Les banques américaines ont créé l'application de paiement peer-to-peer Zelle après que Venmo, l'activité de paiement mobile de PayPal, ait décollé aux États-Unis comme moyen pour les gens de s'envoyer de l'argent.

Zelle traite désormais plus de paiements que Venmo. Les utilisateurs ont envoyé 307 milliards de dollars via Zelle en 2020, contre 159 milliards de dollars envoyés par Venmo.

Au fur et à mesure qu'elles gagnent en maturité, certaines entreprises fintech se sont orientées vers une approche marketing plus conventionnelle.

La société de paiement britannique Wise a essayé des tactiques de choc à ses débuts, avec des publicités anti-banques et des flash mobs à travers la City de Londres.
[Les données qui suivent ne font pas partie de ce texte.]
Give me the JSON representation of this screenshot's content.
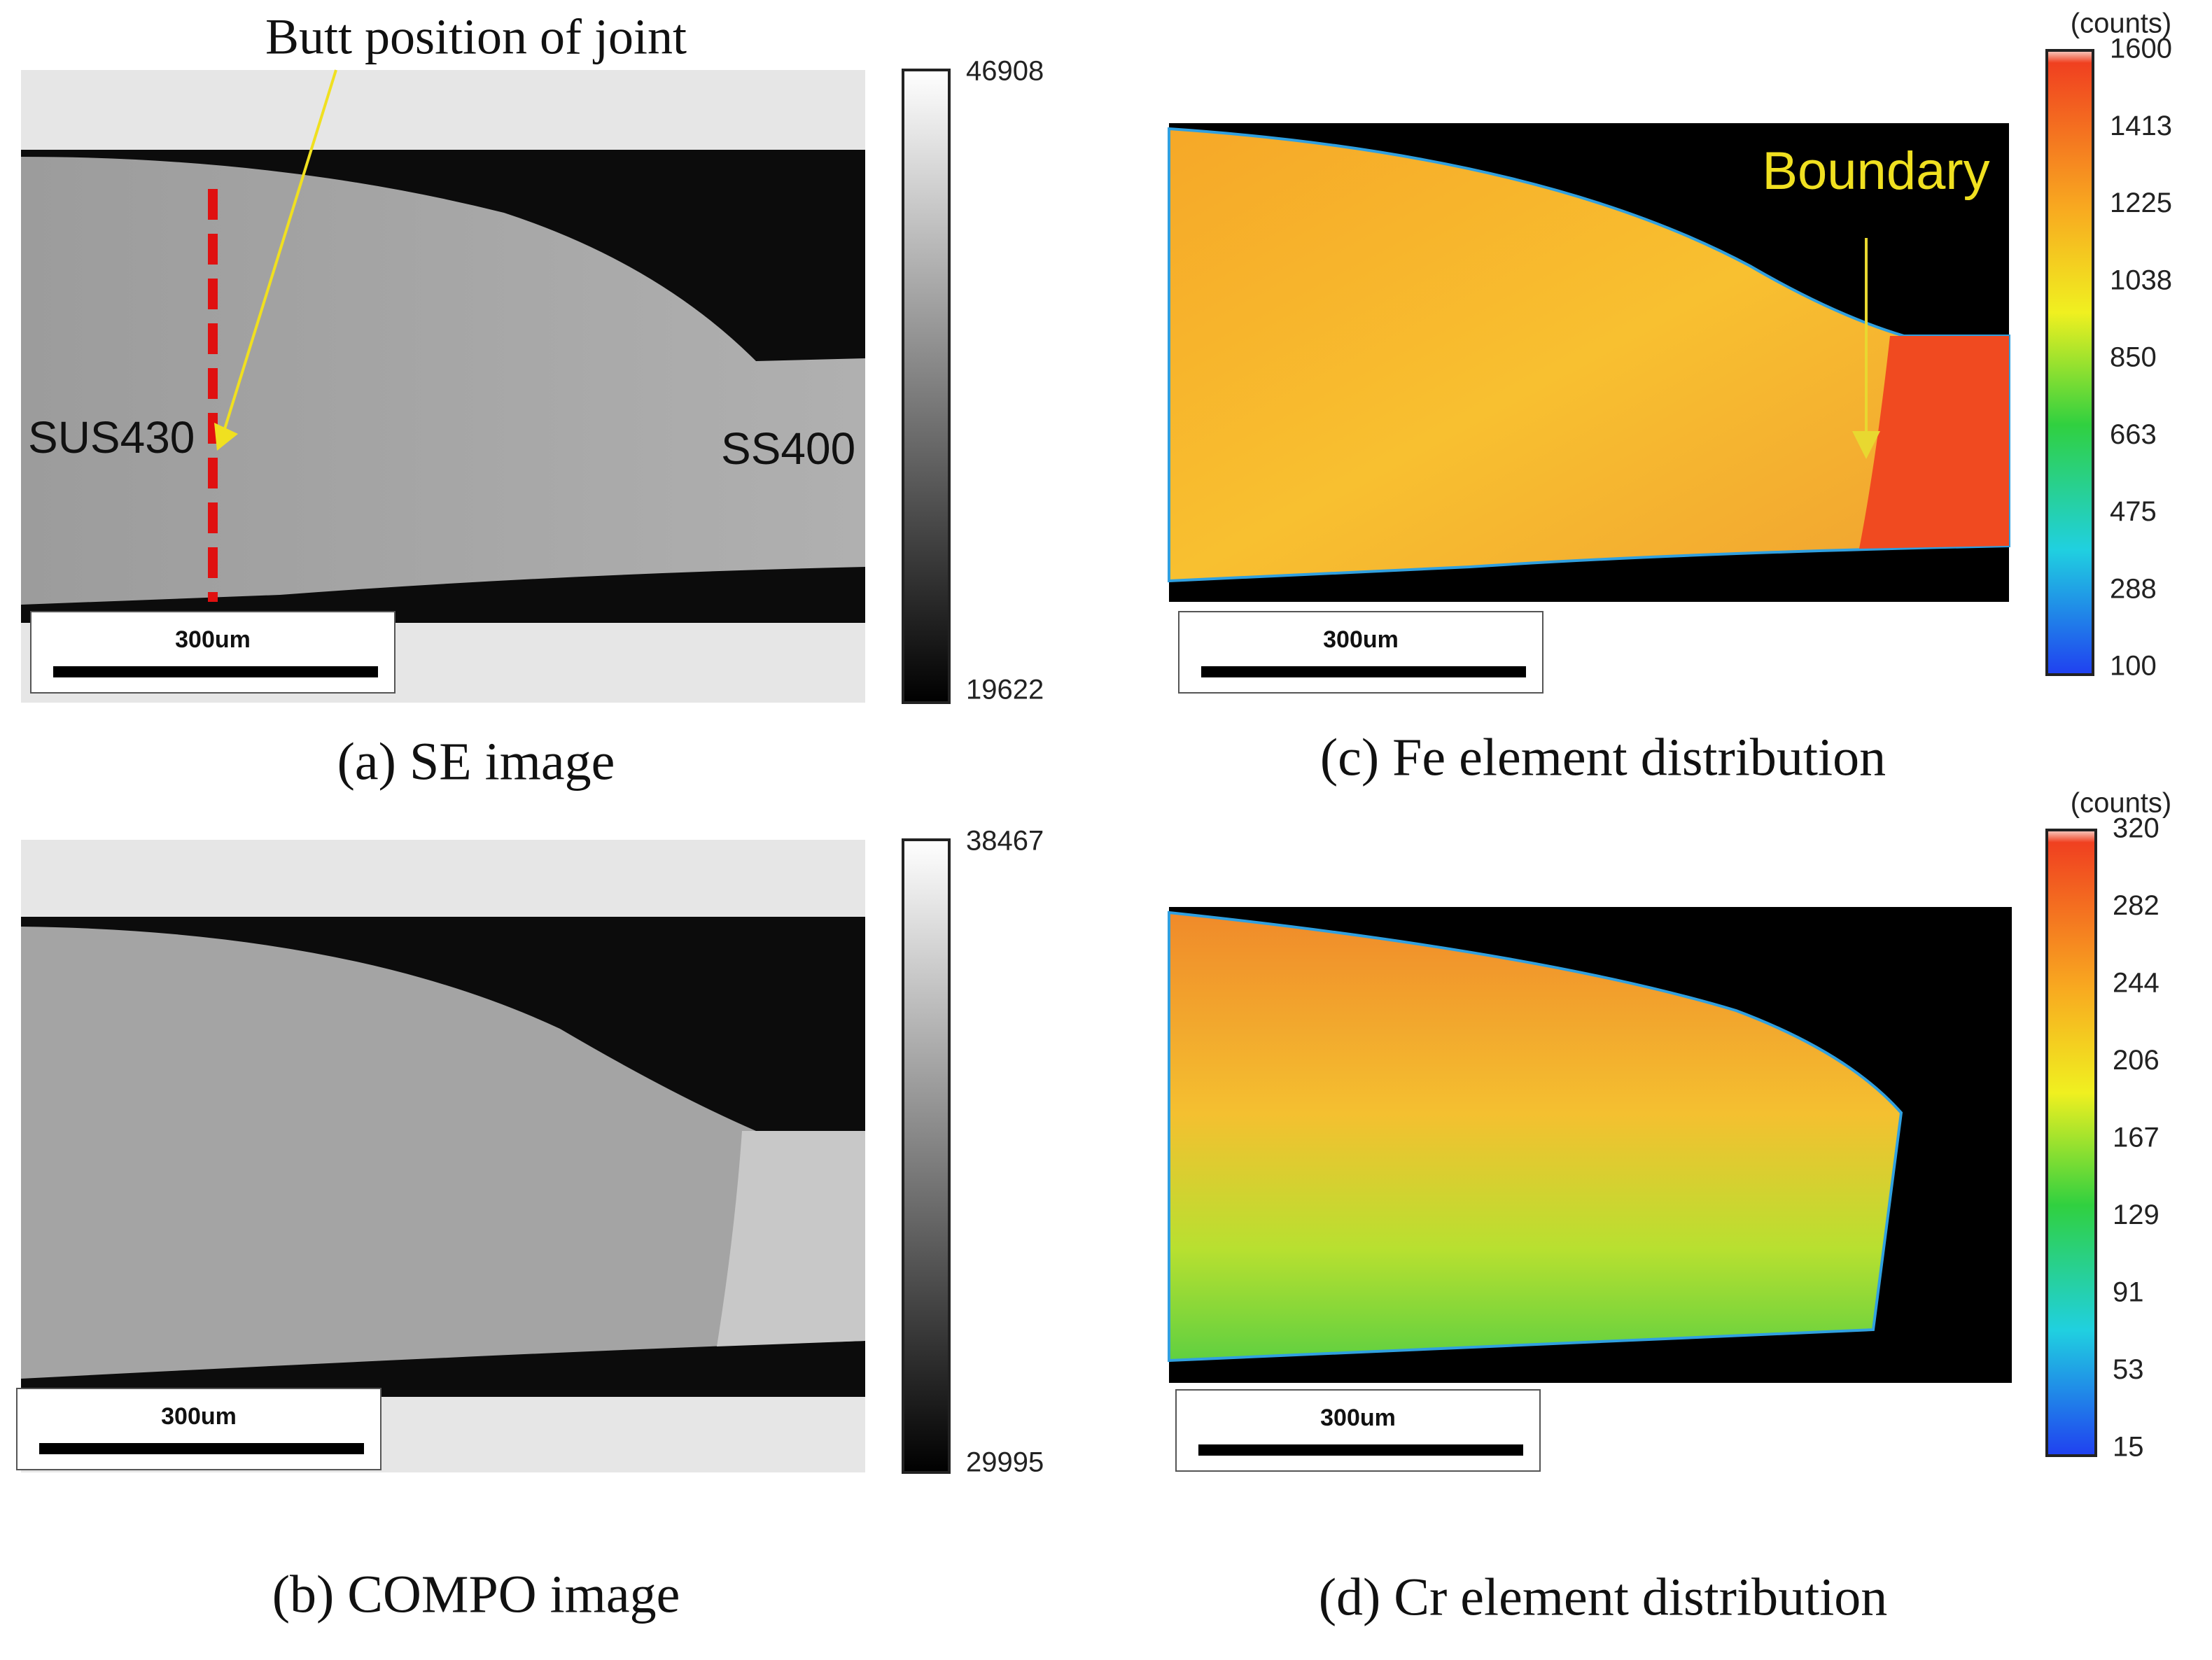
{
  "panels": [
    {
      "caption": "(a) SE image",
      "annotations": {
        "title": "Butt position of joint",
        "left": "SUS430",
        "right": "SS400"
      },
      "scale_bar": "300um",
      "colorbar": {
        "labels": [
          "46908",
          "19622"
        ]
      }
    },
    {
      "caption": "(b) COMPO image",
      "scale_bar": "300um",
      "colorbar": {
        "labels": [
          "38467",
          "29995"
        ]
      }
    },
    {
      "caption": "(c) Fe element distribution",
      "annotations": {
        "boundary": "Boundary"
      },
      "scale_bar": "300um",
      "colorbar": {
        "unit": "(counts)",
        "labels": [
          "1600",
          "1413",
          "1225",
          "1038",
          "850",
          "663",
          "475",
          "288",
          "100"
        ]
      }
    },
    {
      "caption": "(d) Cr element distribution",
      "scale_bar": "300um",
      "colorbar": {
        "unit": "(counts)",
        "labels": [
          "320",
          "282",
          "244",
          "206",
          "167",
          "129",
          "91",
          "53",
          "15"
        ]
      }
    }
  ]
}
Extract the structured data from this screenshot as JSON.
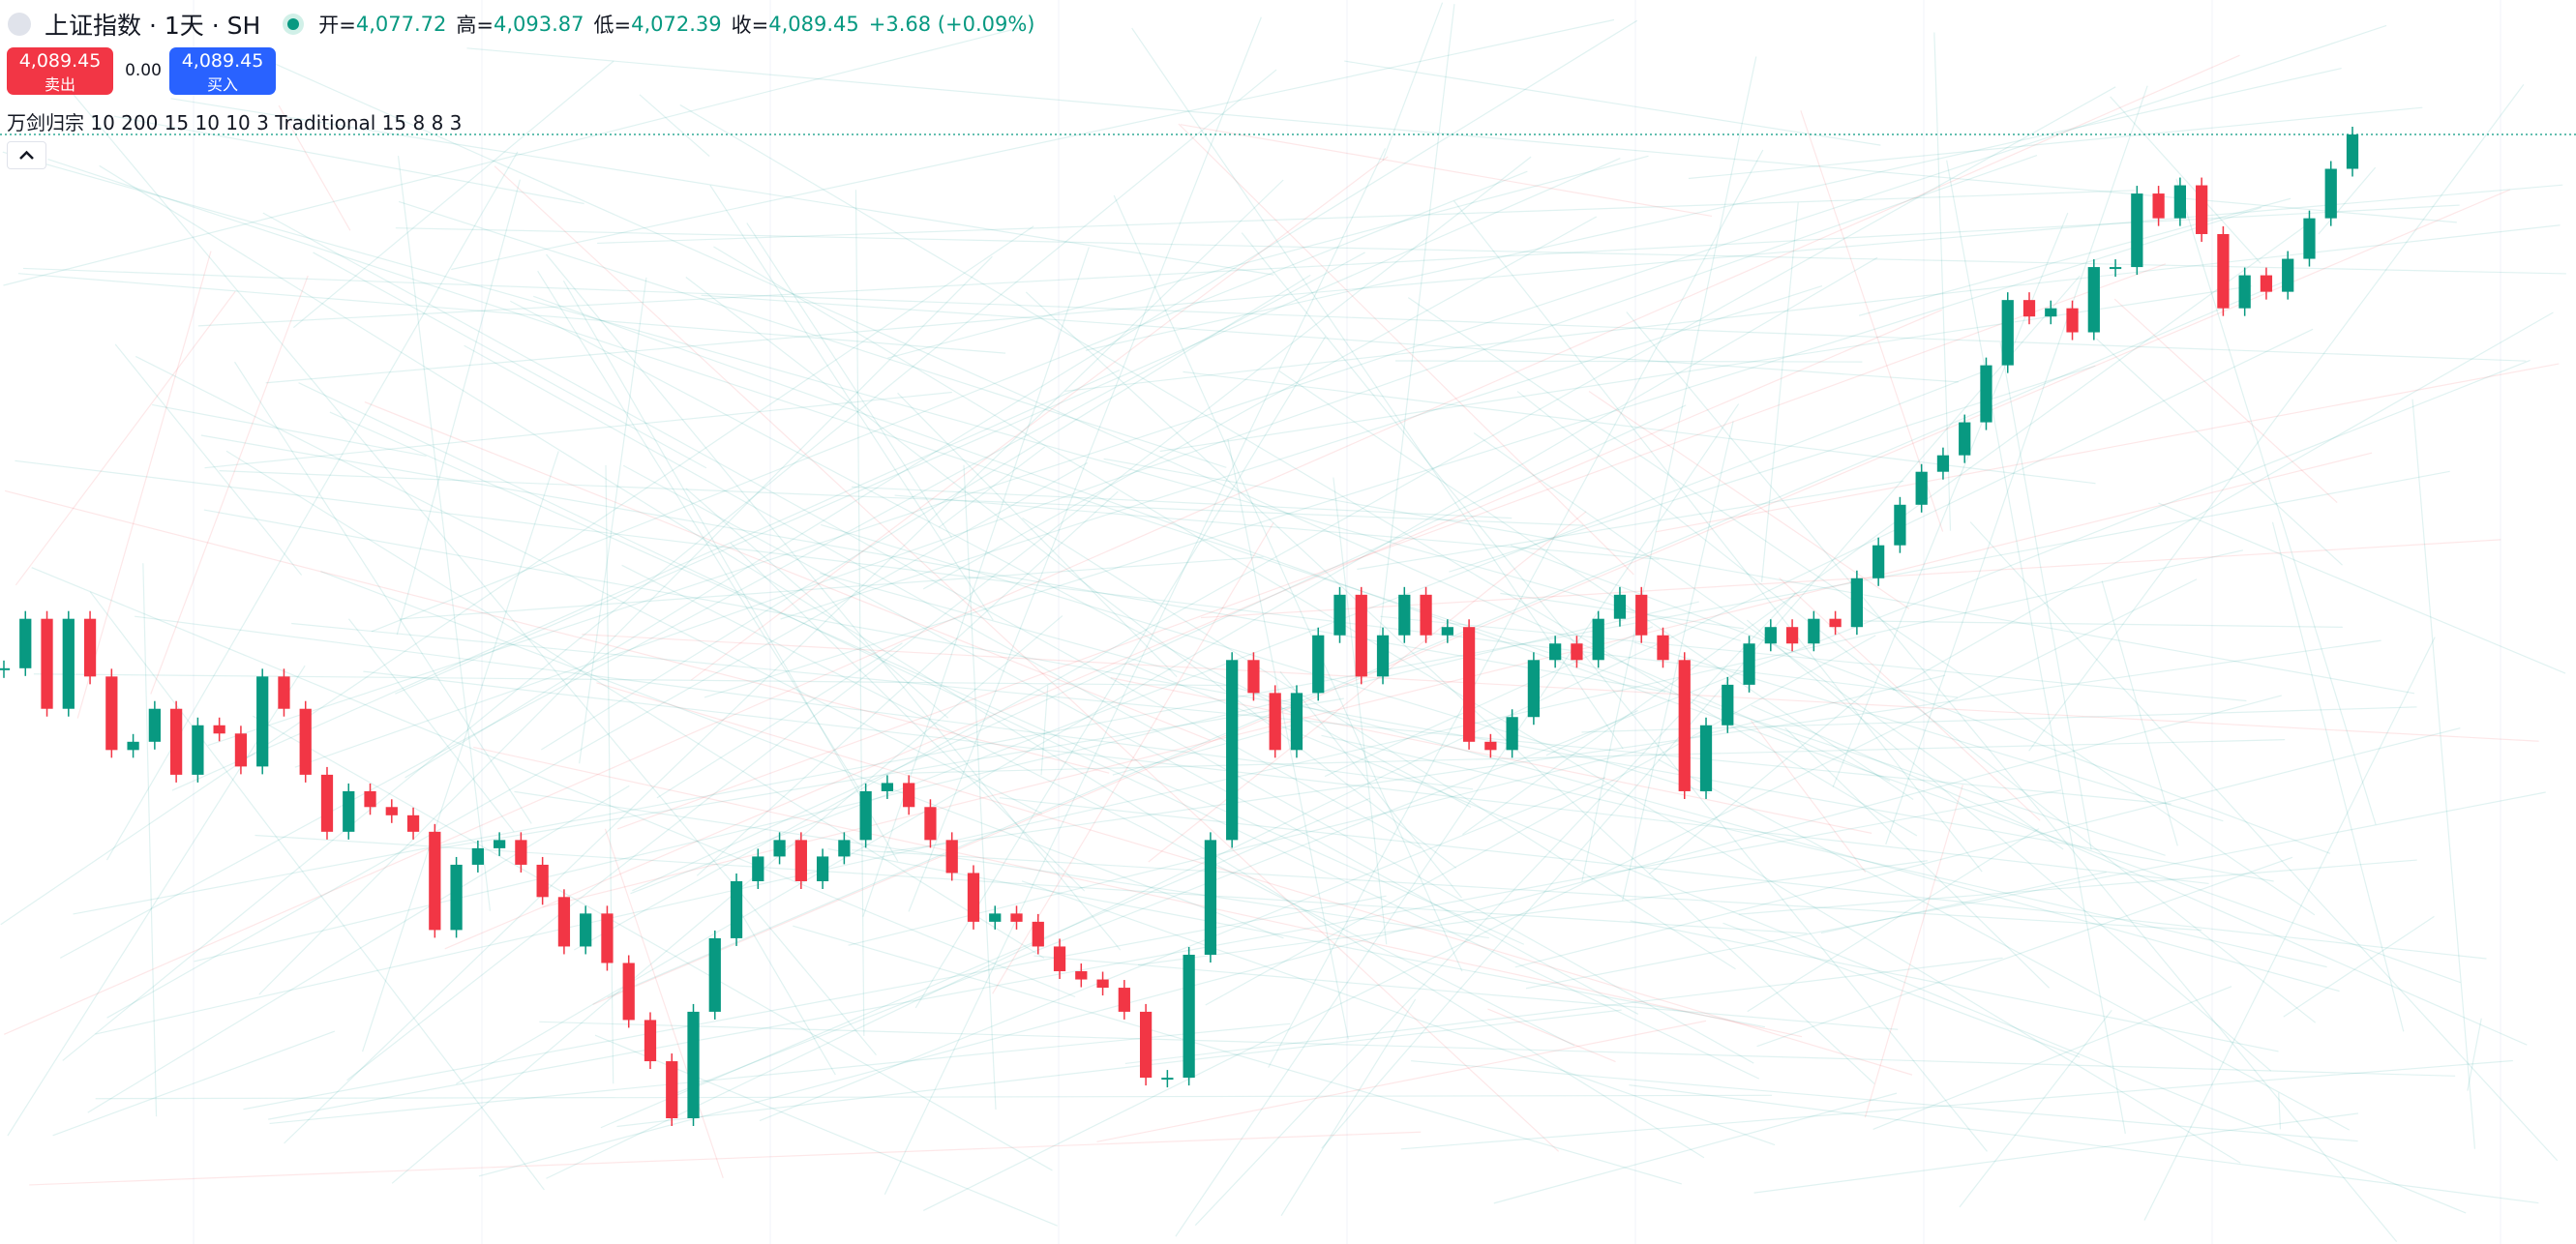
{
  "header": {
    "symbol": "上证指数 · 1天 · SH",
    "ohlc": [
      {
        "label": "开=",
        "value": "4,077.72"
      },
      {
        "label": "高=",
        "value": "4,093.87"
      },
      {
        "label": "低=",
        "value": "4,072.39"
      },
      {
        "label": "收=",
        "value": "4,089.45"
      }
    ],
    "change": "+3.68 (+0.09%)"
  },
  "trade": {
    "sell": {
      "price": "4,089.45",
      "label": "卖出"
    },
    "spread": "0.00",
    "buy": {
      "price": "4,089.45",
      "label": "买入"
    }
  },
  "indicator": "万剑归宗 10 200 15 10 10 3 Traditional 15 8 8 3",
  "chart_data": {
    "type": "candlestick",
    "up_color": "#089981",
    "down_color": "#f23645",
    "closes": [
      3312,
      3384,
      3253,
      3384,
      3300,
      3193,
      3205,
      3253,
      3157,
      3229,
      3217,
      3169,
      3300,
      3253,
      3157,
      3074,
      3133,
      3110,
      3098,
      3074,
      2931,
      3026,
      3050,
      3062,
      3026,
      2979,
      2907,
      2955,
      2883,
      2800,
      2740,
      2657,
      2812,
      2919,
      3002,
      3038,
      3062,
      3002,
      3038,
      3062,
      3133,
      3145,
      3110,
      3062,
      3014,
      2943,
      2955,
      2943,
      2907,
      2871,
      2859,
      2847,
      2812,
      2716,
      2716,
      2895,
      3062,
      3324,
      3276,
      3193,
      3276,
      3360,
      3419,
      3300,
      3360,
      3419,
      3360,
      3372,
      3205,
      3193,
      3241,
      3324,
      3348,
      3324,
      3384,
      3419,
      3360,
      3324,
      3133,
      3229,
      3288,
      3348,
      3372,
      3348,
      3384,
      3372,
      3443,
      3491,
      3550,
      3598,
      3622,
      3670,
      3753,
      3848,
      3824,
      3836,
      3801,
      3896,
      3896,
      4003,
      3967,
      4015,
      3944,
      3836,
      3884,
      3860,
      3908,
      3967,
      4039,
      4089
    ]
  }
}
Depuis, elle est devenue plus discrète.

Vous vous souvenez peut-être que nous avons couru nus devant la Banque d'Angleterre pour dénoncer les frais cachés dans le cadre de notre campagne "Rien à cacher"", a déclaré Cian Weeresinghe, directeur du marketing de Wise, qui est entrée en bourse au début du mois.

"Les gens en parlent encore aujourd'hui, ce qui est formidable. Mais il est tout à fait naturel que notre mode de commercialisation évolue en même temps que nous."